(AAP Image/Ed Jackson)
Grant Hackett's worried father is pleading with the troubled Olympian to make contact with his family, saying his son is "mentally disturbed" and needs help.
The triple Olympian hasn't been seen since Thursday morning and his father Neville is reporting the 36-year-old to police as a missing person.
Friends and family are out on the Gold Coast looking for him and Mr Hackett said it was "vital we find him as quickly as possible".
"He's definitely a missing person and he's mentally disturbed and needs urgent help," he told reporters.
"If anybody's seen him, contact the media or police or the Hackett family.
"Grant, let us know where you are, we love you and we want to help you."
Hackett was last seen at the Versace Hotel at 7.30am on Thursday.
Mr Hackett said his son was "very depressed and not in a good condition" when he was last seen.

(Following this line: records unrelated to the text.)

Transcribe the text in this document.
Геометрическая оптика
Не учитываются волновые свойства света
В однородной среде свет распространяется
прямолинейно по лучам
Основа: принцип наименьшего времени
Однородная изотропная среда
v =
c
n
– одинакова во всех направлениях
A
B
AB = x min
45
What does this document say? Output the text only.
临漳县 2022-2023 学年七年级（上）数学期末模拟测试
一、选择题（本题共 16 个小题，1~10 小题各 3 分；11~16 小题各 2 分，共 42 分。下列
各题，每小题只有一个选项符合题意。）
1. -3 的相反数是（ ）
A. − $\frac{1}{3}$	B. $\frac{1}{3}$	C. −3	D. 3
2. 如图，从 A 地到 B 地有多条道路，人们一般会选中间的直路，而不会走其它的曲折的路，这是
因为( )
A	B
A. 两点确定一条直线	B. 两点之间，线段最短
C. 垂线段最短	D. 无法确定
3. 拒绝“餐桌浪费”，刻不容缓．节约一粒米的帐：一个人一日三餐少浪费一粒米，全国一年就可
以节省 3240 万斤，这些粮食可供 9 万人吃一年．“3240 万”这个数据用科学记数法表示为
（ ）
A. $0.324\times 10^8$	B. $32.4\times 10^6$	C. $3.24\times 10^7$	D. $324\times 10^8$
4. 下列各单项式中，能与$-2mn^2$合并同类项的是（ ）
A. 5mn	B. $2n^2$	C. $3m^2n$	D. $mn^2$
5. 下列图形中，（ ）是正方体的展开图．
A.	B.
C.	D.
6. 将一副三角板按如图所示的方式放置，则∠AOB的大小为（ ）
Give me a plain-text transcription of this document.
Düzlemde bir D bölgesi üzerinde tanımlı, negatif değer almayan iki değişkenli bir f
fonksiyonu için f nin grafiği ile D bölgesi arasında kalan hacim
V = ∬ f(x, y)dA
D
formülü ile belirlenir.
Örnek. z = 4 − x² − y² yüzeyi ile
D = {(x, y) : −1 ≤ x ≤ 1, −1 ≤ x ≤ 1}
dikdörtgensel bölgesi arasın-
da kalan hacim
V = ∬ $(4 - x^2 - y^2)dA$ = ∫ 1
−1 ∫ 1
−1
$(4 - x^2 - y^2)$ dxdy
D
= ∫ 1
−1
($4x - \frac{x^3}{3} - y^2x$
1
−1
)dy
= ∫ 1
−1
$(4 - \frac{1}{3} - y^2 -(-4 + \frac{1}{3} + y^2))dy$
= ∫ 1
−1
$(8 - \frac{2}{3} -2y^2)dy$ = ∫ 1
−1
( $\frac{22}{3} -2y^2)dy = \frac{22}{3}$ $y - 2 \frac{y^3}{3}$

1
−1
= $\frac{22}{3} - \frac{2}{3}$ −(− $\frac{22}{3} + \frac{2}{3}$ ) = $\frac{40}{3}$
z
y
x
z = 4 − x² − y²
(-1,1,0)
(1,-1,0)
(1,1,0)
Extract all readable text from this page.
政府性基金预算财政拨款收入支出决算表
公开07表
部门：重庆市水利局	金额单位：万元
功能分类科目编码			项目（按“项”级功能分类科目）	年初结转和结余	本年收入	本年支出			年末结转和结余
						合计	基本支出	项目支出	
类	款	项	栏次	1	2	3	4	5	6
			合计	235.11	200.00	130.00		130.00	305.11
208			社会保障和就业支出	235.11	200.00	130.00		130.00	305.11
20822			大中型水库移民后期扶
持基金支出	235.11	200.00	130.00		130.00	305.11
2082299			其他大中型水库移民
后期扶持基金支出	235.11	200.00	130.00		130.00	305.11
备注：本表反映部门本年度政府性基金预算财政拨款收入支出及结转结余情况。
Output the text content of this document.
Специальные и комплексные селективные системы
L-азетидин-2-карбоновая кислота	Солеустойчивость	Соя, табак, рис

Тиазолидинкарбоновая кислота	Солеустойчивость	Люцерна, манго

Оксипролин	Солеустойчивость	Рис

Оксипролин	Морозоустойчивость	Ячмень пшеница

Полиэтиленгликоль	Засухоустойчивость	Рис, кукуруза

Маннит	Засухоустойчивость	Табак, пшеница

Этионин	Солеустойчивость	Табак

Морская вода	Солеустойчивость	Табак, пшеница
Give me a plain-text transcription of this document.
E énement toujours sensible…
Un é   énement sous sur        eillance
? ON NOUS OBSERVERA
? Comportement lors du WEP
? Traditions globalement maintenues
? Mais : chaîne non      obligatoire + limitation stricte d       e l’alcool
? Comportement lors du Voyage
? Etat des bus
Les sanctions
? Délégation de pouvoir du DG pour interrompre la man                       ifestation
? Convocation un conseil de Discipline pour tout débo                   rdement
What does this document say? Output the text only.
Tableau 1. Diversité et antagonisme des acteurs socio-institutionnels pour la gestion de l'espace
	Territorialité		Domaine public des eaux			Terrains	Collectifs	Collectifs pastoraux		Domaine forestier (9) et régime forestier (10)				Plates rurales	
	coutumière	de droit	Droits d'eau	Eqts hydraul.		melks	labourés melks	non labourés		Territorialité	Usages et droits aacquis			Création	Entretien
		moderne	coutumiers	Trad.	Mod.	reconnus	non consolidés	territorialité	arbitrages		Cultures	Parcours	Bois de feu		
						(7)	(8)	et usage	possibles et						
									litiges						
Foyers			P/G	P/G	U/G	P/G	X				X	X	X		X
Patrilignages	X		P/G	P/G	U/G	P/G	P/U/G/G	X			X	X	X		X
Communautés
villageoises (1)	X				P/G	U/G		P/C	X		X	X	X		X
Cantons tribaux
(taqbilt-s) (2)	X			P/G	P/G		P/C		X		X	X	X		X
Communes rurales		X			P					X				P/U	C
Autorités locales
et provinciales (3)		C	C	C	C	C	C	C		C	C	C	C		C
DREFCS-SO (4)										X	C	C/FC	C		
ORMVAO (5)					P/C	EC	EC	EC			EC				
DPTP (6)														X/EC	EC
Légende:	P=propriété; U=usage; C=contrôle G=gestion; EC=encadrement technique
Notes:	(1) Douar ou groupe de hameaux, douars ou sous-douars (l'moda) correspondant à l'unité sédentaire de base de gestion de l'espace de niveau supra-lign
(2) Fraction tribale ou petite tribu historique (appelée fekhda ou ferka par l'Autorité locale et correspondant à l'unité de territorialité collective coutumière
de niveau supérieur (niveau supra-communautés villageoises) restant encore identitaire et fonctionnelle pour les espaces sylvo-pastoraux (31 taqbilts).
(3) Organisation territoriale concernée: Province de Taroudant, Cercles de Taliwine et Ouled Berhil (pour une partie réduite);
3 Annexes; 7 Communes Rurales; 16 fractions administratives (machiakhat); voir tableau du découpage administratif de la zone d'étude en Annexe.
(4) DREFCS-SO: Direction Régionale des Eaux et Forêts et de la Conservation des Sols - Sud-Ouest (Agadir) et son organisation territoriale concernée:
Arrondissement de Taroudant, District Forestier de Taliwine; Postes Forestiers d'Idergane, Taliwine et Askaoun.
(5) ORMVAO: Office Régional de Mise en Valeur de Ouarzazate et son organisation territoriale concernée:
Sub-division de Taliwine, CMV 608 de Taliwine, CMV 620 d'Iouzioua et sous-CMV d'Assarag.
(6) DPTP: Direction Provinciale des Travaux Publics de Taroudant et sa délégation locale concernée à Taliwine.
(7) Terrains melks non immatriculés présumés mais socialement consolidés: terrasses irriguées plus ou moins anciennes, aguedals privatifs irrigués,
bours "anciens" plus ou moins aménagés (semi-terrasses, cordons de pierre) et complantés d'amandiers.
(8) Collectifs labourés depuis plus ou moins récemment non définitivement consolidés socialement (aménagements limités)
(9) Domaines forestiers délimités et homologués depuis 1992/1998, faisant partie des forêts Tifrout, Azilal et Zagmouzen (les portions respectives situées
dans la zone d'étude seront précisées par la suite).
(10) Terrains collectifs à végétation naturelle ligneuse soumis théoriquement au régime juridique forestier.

He said the best-case scenario was he was currently in a hotel on the Gold Coast.
Hackett's disappearance is the latest twist in a deepening saga that started on Wednesday at midday when police were called to his father's house.
An agitated and verbally aggressive Hackett was calmed by police before being taken to the Southport watch house.
He was released without charge three hours later during which his brother Craig told media about the family's struggles with Hackett's "chronic" mental health issues.
Hackett hit back on Thursday morning, posting a picture on Instagram of himself sporting a black eye and cuts to his face.
Hackett accused Craig of assaulting him in what is believed to have been a separate incident last month.
"My brother comments to the media ... but does anyone know he beat the s*** out of me?" he wrote on Instagram.
"Everyone knows he is an angry man."
Australian Olympic Committee president John Coates issued a short statement saying Hackett would receive "any support he needs" from the committee.
"This is not the Grant we know and respect," Mr Coates said.
"Grant is a great Olympic champion, one of the greatest swimmers of all time, and his contribution to the Olympic movement and to sport in general should not be forgotten."
Fellow Olympian Daniel Kowalski says there had been warning signs about Hackett's mental health issues.
The Australian Swimmers' Association boss said he was hopeful Hackett would receive the help he needed to overcome his problems.
"You rely on people talking and seeking help and advice and going to someone, but it's a really taboo subject still," Kowalski told SEN Radio.
"(He needs) some tough love and (to) go to a place that won't let him check out of rehab early.
"Hopefully he can look in the mirror now and say, 'right, its now or never'."